Nos encontramos ante uma Resposta de interesse prático. Quiçá em ocasiões, na práxis pastoral se dificultou o acesso ao sacramento da Penitência durante a celebração da Missa -às vezes, mediante normas de direito particular, recomendando que se acuda em outros momentos- . O qual, em alguns casos, contrastou com os costumes dos fiéis, que muitas vezes pediam este Sacramento aproveitando que iam a Missa do domingo ou em outras ocasiões. Quiçá o fiel havia adquirido um costume, mantido durante muitos anos, de confessar-se com ocasião do cumprimento do preceito dominical.

Desde faz um tempo, a conseqüência da melhor reflexão sobre o sacramento da Eucaristia, e da necessidade de participação ativa dos fiéis na celebração da Missa, como fruto das diretrizes emanadas pelo Concílio Vaticano II, se chegou à situação descrita, na que em pouco tempo se mudou a prática pastoral.

Outro dos motivos que se propugnaram na prática que se comenta é o indicado pela própria Resposta em seu primeiro parágrafo: a melhor celebração do sacramento da Penitência. Certamente o confessor atende melhor a um fiel quando este se aproxima à Penitência com tempo por diante, e não necessita fazer caso da fila que há detrás, de outros fiéis que estão esperando seu turno, e desejam que lhes chegue antes de que termine a Missa.

É por isso que se coloca verdadeiramente a dúvida da oportunidade da celebração simultânea de ambos Sacramentos.

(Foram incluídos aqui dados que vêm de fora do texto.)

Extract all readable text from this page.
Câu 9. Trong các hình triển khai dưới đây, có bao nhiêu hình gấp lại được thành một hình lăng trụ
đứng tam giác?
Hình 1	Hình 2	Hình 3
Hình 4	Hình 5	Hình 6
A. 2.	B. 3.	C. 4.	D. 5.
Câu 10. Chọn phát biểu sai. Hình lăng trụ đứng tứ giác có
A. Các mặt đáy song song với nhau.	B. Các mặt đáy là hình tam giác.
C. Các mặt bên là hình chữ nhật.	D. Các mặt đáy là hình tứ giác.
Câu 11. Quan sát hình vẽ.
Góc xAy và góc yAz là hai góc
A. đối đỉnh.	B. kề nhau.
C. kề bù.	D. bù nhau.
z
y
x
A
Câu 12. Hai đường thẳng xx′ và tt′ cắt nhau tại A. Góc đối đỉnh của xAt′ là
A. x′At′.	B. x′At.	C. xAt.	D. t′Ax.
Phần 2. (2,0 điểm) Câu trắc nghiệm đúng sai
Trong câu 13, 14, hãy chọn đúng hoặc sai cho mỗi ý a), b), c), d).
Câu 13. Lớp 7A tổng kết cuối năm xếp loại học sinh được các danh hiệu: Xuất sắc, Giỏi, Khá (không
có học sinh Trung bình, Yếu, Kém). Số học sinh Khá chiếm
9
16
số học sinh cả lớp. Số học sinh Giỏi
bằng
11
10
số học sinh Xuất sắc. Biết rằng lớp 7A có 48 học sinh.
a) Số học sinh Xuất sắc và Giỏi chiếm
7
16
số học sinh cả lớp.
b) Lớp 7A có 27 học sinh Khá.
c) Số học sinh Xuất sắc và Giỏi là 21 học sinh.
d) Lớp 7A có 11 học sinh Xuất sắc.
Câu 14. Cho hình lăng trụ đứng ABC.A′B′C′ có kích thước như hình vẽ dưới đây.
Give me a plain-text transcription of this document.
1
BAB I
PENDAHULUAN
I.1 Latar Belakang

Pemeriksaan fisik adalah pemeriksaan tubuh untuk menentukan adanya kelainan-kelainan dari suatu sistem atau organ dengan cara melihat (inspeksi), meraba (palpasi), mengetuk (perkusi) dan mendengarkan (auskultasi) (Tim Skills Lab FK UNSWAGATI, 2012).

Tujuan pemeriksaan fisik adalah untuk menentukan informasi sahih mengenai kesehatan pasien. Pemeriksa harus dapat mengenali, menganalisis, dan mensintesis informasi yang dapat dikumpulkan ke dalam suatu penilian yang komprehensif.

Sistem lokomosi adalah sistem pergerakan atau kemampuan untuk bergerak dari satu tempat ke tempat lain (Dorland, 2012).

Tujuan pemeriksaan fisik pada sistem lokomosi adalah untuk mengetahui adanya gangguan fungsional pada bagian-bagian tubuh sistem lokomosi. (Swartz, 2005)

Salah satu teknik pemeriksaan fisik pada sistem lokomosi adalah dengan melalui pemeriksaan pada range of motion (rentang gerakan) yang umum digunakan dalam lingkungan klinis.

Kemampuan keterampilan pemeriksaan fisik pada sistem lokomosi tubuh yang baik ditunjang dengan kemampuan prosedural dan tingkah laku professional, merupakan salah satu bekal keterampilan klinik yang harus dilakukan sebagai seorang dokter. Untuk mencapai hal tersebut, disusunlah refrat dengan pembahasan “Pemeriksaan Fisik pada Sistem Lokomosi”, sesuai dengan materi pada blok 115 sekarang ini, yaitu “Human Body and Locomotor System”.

Em sua Resposta, a Congregação, depois de analisar alguma das motivações alegadas, oferece uma interpretação das normas aplicáveis, que também tenta conjugar os direitos dos fiéis. Com efeito, nos recorda a Congregação que se deve ter em conta que os fiéis tem o direito de receber o sacramento da Penitência sempre que o peçam razoavelmente. E este é o miolo da questão: nenhuma interpretação pode obviar uma indicação tão clara do Código de Direito Canônico, e, dito assim, seria abusiva uma interpretação que esquivasse um direito dos fiéis. A questão radica na razoabilidade de pedir a confissão durante a Missa. A Congregação, no texto que se comenta, ainda que não o aborda explicitamente, dá a entender -a meu juízo claramente- que tal petição a considera razoável. Por quê? Tampouco o explica, mas facilmente se pode aduzir que a Congregação prefere proteger o direito dos fiéis. Assim, dentre as diversas interpretações das normas em jogo, se escolhem as que protegem o direito dos fiéis a confessar-se em qualquer lugar e modo. O qual, como se assinala na Resposta, não é arbitrário -seria um erro-, senão que encontra seu respaldo no Código de direito canônico.

Conclui o documento com algumas indicações práticas, que seguramente, se devem ter em conta à hora de organizar a atenção pastoral dos fiéis. Isto, no caso -se entende- de que no lugar não tenha norma de direito particular aplicável; se este é o caso, a meu juízo, se deveria obedecer ao que esta indique.